# This sort of thing never happens to me...



## Lucretia (Mar 1, 2013)

and I'm feeling a little giddy right now. Been spending a little time on the Goodwill auction site (for those of you not familiar with Goodwill, they're a charitable organization. People donate stuff and they sell it to raise money.) My mom passed away last year, and my sisters went in and stole everything they could out of the house, so I've been trying to replace keepsakes and memories. A lot of older items get donated when family members pass away, so Goodwill is a good place to look for things that your parent & grandparents had. So looking around at some crystal pieces, I spotted something interesting. A crystal vase...marked, they couldn't read the marking, but included a photo. Well, hot dog, I can read that marking! Jumped in on the auction, and paid $20 plus shipping for the vase. Got it today and cleaned it up--and it's perfect. So now I've got an $800 Orrefors vase in perfect condition sitting in the middle of my dining room table. :eek2: Haven't stopped laughing yet. (Probably will hear a big crash tonite when the cat knocks it off the table.)


----------



## don (Mar 1, 2013)

Congratulations!


----------



## Lucretia (Mar 1, 2013)

Thanks! Between getting the vase and snaking a hairball out of the shower drain so that the water no longer laps gently at my ankles, it's been a great day!


----------



## Zwiefel (Mar 1, 2013)

Lucretia said:


> Thanks! Between getting the vase and snaking a hairball out of the shower drain so that the water no longer laps gently at my ankles, it's been a great day!

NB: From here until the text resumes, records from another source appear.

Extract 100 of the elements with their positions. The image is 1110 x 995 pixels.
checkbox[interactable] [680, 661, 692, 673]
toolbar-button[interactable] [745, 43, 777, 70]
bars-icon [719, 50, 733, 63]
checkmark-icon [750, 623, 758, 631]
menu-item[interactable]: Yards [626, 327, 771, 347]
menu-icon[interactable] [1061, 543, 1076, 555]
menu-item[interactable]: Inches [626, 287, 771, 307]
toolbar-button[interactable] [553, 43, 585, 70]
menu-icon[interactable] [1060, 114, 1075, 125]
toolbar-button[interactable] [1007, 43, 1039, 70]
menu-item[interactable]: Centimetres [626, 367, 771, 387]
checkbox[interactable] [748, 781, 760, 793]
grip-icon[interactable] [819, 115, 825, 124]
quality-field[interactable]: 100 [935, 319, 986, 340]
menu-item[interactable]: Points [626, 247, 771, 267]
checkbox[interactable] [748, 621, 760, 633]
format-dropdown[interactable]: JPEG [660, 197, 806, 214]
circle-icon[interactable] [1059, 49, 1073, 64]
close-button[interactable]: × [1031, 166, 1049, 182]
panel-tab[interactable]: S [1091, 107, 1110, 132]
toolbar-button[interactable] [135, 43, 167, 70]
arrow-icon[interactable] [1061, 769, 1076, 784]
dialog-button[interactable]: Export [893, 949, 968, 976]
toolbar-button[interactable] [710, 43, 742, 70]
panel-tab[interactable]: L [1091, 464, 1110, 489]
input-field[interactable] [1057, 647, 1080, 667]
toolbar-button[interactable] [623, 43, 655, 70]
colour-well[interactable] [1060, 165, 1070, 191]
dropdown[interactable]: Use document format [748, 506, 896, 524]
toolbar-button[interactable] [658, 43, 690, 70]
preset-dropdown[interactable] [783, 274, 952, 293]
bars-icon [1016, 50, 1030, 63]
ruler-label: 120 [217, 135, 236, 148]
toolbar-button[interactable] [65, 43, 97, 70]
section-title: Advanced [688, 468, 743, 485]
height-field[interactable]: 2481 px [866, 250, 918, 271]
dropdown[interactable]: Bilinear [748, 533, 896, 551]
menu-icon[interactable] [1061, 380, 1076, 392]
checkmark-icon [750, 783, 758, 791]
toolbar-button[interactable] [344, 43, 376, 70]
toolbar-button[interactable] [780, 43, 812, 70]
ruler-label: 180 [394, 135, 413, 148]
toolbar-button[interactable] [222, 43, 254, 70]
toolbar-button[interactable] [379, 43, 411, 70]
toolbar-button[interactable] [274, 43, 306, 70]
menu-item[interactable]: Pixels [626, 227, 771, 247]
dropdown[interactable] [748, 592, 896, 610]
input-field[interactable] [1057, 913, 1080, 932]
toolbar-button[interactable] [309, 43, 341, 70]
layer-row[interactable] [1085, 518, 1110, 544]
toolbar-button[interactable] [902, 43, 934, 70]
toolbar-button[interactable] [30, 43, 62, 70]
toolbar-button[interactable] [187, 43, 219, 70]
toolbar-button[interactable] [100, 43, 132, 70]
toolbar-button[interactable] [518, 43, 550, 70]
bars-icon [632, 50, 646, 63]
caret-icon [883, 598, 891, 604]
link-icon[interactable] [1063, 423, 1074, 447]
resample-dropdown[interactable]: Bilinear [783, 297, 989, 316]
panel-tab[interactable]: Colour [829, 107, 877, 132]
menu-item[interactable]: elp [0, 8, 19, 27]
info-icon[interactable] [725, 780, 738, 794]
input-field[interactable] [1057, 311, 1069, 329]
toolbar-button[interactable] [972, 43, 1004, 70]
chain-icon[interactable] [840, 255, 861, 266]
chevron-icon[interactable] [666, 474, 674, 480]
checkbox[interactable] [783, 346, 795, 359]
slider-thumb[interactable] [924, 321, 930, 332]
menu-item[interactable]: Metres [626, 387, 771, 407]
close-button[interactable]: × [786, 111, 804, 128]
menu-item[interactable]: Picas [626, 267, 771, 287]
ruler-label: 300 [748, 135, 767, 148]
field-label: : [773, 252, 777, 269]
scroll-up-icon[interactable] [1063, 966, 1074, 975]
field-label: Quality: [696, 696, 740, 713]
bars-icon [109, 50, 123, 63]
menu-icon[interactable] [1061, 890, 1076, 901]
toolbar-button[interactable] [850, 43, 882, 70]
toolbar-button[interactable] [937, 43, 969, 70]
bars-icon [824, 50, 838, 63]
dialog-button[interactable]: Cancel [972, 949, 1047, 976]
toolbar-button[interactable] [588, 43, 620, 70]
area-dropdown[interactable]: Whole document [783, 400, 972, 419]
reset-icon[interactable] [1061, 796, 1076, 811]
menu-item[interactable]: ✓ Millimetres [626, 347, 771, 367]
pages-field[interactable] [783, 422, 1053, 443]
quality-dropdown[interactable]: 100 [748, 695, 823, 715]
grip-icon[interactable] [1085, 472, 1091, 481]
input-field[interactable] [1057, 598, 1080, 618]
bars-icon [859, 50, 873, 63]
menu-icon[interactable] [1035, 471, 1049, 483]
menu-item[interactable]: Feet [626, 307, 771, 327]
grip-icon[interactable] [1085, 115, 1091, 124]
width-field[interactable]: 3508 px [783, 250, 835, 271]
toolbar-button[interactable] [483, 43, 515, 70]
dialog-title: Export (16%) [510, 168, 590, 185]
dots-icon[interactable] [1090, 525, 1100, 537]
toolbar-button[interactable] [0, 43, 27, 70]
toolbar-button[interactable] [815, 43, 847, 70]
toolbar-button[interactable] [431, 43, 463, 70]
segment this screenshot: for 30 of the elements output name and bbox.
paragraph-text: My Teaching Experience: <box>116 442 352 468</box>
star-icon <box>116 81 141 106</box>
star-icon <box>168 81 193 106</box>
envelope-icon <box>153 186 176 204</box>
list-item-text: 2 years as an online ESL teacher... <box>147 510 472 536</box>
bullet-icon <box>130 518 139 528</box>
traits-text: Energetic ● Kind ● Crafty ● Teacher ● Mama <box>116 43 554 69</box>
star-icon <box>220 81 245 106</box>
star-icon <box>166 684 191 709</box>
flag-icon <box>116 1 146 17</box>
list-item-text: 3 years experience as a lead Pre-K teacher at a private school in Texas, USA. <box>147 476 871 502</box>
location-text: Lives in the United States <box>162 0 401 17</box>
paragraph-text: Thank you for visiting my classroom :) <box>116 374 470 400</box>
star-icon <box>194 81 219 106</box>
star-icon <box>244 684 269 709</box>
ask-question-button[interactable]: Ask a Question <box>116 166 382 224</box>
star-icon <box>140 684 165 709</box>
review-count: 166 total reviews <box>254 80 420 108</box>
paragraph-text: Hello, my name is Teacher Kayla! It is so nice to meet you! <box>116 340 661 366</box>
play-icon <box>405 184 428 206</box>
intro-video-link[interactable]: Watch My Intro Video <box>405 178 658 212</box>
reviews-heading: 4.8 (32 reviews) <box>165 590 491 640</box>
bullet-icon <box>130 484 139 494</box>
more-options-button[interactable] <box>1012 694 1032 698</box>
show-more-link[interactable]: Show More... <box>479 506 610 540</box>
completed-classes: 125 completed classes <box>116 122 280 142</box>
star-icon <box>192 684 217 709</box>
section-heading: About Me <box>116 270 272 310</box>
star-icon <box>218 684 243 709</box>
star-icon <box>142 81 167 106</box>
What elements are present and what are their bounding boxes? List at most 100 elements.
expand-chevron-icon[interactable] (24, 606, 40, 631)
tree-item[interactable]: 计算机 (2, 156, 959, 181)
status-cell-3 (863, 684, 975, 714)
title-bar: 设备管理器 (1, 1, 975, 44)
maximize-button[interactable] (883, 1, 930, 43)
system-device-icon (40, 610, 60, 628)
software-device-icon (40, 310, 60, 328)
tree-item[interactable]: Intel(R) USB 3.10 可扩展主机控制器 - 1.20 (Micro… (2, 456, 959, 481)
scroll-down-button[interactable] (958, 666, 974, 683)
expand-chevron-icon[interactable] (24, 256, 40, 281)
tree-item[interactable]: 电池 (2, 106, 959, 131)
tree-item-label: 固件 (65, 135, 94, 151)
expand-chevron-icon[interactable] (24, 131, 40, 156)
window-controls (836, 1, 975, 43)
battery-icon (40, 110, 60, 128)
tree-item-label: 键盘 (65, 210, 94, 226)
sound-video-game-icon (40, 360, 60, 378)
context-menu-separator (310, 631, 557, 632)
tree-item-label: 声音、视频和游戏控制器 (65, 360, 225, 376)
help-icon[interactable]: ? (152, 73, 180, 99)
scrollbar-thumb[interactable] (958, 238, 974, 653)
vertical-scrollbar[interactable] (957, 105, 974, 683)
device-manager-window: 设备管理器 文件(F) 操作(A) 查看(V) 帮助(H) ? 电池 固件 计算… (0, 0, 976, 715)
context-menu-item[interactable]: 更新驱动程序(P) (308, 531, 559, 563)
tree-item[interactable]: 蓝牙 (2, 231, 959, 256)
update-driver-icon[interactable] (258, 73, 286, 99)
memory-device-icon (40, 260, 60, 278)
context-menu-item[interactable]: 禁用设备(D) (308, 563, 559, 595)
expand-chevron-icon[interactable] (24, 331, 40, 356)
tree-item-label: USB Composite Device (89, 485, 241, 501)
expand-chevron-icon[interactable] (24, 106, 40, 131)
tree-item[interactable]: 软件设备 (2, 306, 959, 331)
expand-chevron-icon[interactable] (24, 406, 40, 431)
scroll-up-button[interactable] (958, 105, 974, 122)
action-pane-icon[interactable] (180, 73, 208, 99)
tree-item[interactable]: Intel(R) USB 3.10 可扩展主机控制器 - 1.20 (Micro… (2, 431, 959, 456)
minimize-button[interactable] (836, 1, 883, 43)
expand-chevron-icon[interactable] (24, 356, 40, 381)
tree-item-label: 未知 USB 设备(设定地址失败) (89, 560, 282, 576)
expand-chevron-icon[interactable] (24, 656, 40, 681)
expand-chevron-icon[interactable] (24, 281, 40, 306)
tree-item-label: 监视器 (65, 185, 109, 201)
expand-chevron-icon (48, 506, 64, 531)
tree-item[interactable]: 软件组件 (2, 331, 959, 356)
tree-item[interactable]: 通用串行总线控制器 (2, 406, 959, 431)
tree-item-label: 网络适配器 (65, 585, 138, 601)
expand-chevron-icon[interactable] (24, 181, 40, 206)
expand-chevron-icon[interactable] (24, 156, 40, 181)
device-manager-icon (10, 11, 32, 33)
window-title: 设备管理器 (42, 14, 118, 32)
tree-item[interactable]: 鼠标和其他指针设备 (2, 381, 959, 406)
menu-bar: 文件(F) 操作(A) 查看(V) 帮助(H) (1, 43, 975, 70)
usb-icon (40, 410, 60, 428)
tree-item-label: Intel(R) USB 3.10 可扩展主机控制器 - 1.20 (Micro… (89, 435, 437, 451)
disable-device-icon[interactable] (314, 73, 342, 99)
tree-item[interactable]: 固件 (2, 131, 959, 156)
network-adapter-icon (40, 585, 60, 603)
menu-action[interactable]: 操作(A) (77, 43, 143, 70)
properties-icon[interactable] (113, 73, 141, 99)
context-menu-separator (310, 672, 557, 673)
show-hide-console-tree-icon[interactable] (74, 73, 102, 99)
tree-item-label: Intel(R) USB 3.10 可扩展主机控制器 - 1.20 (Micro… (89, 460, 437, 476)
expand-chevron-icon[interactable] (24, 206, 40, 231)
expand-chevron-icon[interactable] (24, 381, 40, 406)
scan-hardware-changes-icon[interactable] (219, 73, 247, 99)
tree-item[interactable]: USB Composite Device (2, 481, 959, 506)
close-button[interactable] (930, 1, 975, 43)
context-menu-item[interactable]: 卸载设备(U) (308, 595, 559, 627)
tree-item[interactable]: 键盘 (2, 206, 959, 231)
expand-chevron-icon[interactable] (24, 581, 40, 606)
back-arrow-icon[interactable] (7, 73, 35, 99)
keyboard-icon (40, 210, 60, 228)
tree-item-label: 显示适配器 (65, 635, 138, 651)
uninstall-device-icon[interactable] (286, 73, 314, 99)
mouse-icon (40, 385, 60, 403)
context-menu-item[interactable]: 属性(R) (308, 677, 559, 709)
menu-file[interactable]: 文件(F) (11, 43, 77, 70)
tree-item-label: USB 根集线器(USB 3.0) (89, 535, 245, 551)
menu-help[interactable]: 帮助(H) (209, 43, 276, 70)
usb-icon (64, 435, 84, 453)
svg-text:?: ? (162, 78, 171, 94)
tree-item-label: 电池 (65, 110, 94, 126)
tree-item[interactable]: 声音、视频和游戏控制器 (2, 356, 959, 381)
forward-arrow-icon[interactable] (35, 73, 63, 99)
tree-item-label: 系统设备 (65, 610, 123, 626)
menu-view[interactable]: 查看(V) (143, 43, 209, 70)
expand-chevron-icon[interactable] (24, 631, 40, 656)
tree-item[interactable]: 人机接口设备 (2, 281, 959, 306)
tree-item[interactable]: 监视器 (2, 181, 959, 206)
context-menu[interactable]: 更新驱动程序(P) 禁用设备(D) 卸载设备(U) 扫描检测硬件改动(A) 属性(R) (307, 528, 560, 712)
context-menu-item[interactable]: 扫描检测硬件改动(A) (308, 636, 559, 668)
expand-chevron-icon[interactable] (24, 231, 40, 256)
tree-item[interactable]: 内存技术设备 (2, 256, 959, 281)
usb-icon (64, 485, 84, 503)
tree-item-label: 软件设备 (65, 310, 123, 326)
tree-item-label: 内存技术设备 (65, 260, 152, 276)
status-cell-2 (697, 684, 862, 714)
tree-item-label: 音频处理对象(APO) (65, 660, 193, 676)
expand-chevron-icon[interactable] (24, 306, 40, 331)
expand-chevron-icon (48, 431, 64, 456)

Heh....the joys of being a settled adult, eh? I totally get it.


----------



## Customfan (Mar 1, 2013)

Cool! Glad to hear... Every once in a while an unexpected PLUS happens and it makes everything worth while!


----------



## cclin (Mar 1, 2013)

before your cat knocks the Orrefors vase off...you better sell it & buy a new knife


----------



## Duckfat (Mar 2, 2013)

Well congrats and I got a very good laugh out of your post. My wife used to have a large Waterford vase. I cut fresh lilacs and put the vase on the fireplace mantle. We woke up to a crash the following morning and found Mr.Whisker biscuit rolling in the Lilacs. Turns out my little buddy likes nachos......and Lilacs! :lol2:


----------



## 77kath (Mar 2, 2013)

Even better if it were from your mother's house!


----------



## franzb69 (Mar 2, 2013)

almost looks like a way to make some money as well.... looking for stuff people consider as junk and selling them =D

grats on the great find!


----------



## Burl Source (Mar 6, 2013)

Looks to me like you saved about $750.
So.....take that money and buy your self a new knife.
With what you saved it is like getting the knife for free.
There is really no way you can afford not to.


----------